With its novel construction, the Shuttlecock epitomises the use of cul-de-canard in modern stillwater trout flies. By combining a slim, quicksinking abdomen with a dense plume of natural CDC the pattern imitates brilliantly the chironomid midge pupa as it transposes into the winged adult.
Although other patterns such as the Suspender Buzzer, are designed to imitate this critical stage in the chironomid’s lifecycle few are as quick and easy to tie and, what’s more important, as effective as the Shuttlecock. It can be tied in a combination of sizes and colours to match those of the prevailing hatch, though the most effective colours are orange, black, fiery brown and olive.
The key to the pattern’s success is the CDC wing. This keeps the fly sitting in the surface film while the slim body sinks beneath to imitate the profile of a hatching midge. The pearl tinsel rib adds that finishing touch, providing a sparkle typically found in the body of a fully developed midge pupa.
Hook Size 12-16 medium weight wet-fly
hook Thread To suit body colour Wing
Natural grey cul-de-canard Rib Fine
pearl tinsel Body Seal’s fur or substitute
in a range of colours
1. Fix the hook securely in the vice before running on the tying thread at the eye. Wind the thread a short distance down the shank, in close turns, to form a base for the wing.
2. Select a natural grey cul-de-canard feather. Choose one that has nice fluffy fibres and where the stem close to the tip is fine and flexible.
3. Find another two similar CDC feathers and place all three together so that their tips are level. Trim away the base material to leave a dense plume and catch it in just behind the eye.
4. Fix the CDC in place with tight thread turns before covering the waste ends with further close turns of thread. Carry the thread down to the bend and catch in two inches of fine pearl tinsel.
5. Secure the waste end of the tinsel along the hook shank. Take a good pinch of orange seal’s fur or substitute and apply it lightly to the thread.
6. Using a simple twisting motion, dub the seal’s fur on to the tying thread to form a thin rope. Starting at the bend, wind the dubbed fur along the shank in close turns.
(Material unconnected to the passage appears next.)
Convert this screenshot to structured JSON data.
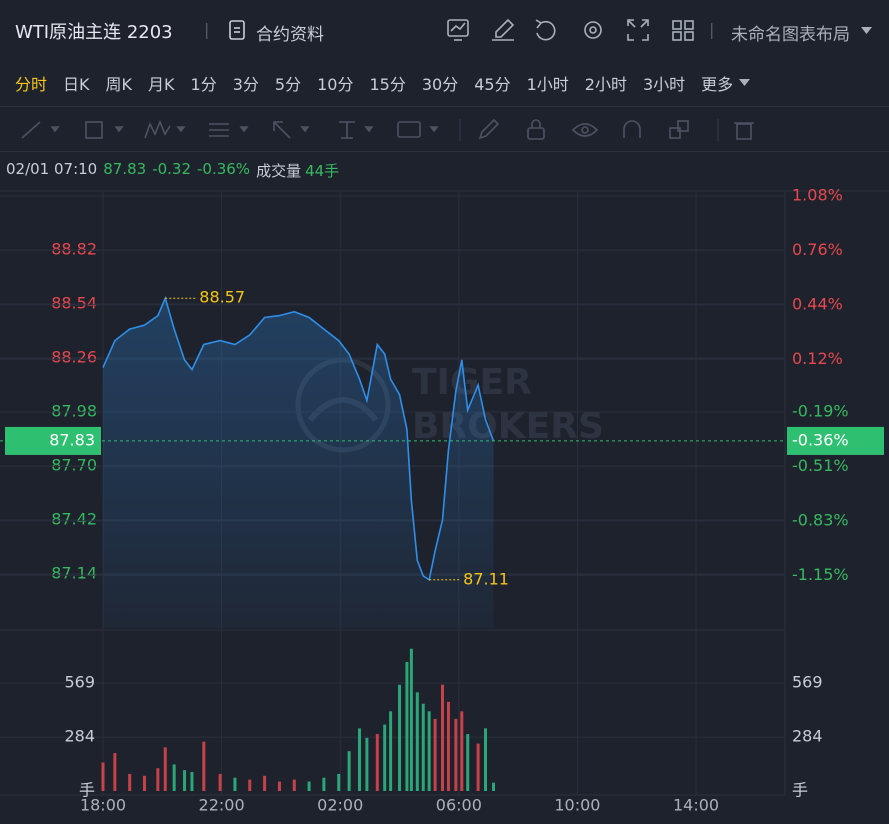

7. Carry the dubbed fur rope towards the eye until it is a short distance from the wing base. Take hold of the pearl tinsel and wind on five evenly spaced turns.
8. Secure the loose end of the tinsel with tying thread and remove the excess. Take another smaller pinch of fur, dub it on to the thread and wind it to form a small thorax.
9. Take the thread underneath the wing and wind on a few turns right at the eye. Complete by casting off the tying thread with a secure five-turn whip finish.
WHERE, WHEN & HOW TO FISH
W H E R E
The Shuttlecock is intended to represent a hatching midge and is a great pattern to try when trout are feeding on the naturals on lakes and reservoirs. It is especially effective when fish are preoccupied with the stage when the adult is just emerging from its pupal shuck.
W H E N
During the summer months when trout are feeding close to the surface. May to early July provides the best period, as it is when trout feed most heavily on hatching midge. An olive version also works well when trout are feeding on floating snail.
H O W
In a light ripple the Shuttlecock can be fished on a floating line as part of a team of dry-flies or combined with a sinking nymph. In calm conditions it works best fished singly on a long and light leader.
T Y I N G T I P
Ensure that the CDC plumes used are nice and soft with plenty of filaments to grab the water’s surface.